I have a printed Japanese language intonation dictionary that I would like to convert into a machine readable file format.

One difficulty that prevent simple OCR is the special intonation 'guides' printed above the readings that indicate intonation. I've attached a scan of some pages from dictionary as examples.

Here are the first four entries from the dictionary, including the above text marks that indicate intonation.

アー (~言う, ~した) →61

アー (~は行かない, ~だこうだ) →76, 86a 【感】(~驚いた) →66

アークトー arc 灯 →15

 ───┐ ─┐
アーケード,アーケード arcade →9

And one more (from page 1) to highlight the use of handakuten (カ゚キ゚ク゚ケ゚コ゚):

アイキョーケ゚ン (間狂言) →15

Each entry in the dictionary has the following pattern:

1- one or more readings (with intonation above) separated by commas
2- a space
3- one or more word data sectionss

Word data is:

a- the word
b- descriptive data about the word

I would need the above turned into a file with three columns,:

1- the reading with intonation
2- the intonation patter (H: High, L: Low)
3- the word(s) only (no descriptive data)

For the five entries above, the result would be:

アー {LH} (~言う, ~した)
アー {HL} (~は行かない, ~だこうだ)
アークトー {LHHHH} arc 灯
アーケード,アーケード {HHHLL,HLLLL} arcade
アイキョーケ゚ン {HHHHLLL} (間狂言)

I've tried to keep the above simple, but I'm sure I am missing some edge cases.

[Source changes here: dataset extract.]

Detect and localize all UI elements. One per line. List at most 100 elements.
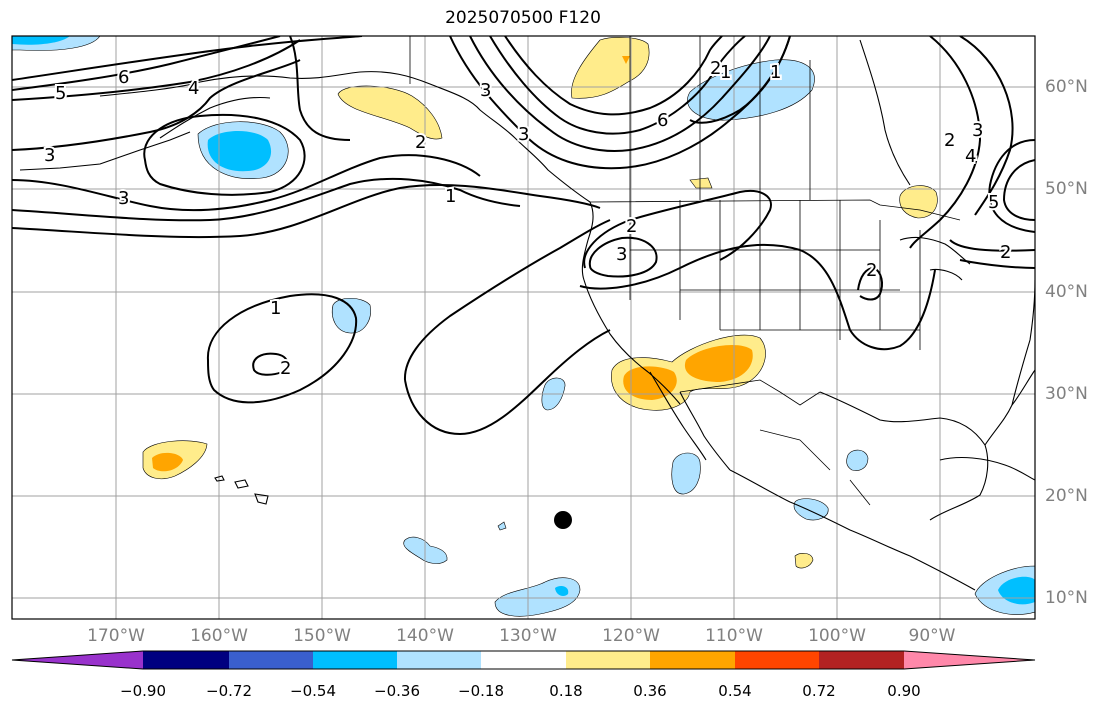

Please don't hesitate to ask if anything is not clear or you have questions.

I don't know much about OCR, so I am hoping you will be able to help me figure out the following:

1- Is what I am asking for possible?
2- How long will it take (or how much will it cost)?

I have two mains questions for this project:

Firstly, I understand the basics of OCR, but I don't see how OCR can get the intonation information from the scans. Can you describe how you can achieve this a bit more?

Secondly, I'm worried about extracting data for the third column.

From the samples you can see that there is a lot of extra information in the dictionary's third 'column'. For me it's garbage since I just want the word(s).

Will it be possible to extract the words from all that 'garbage', and if so how do you propose to do it?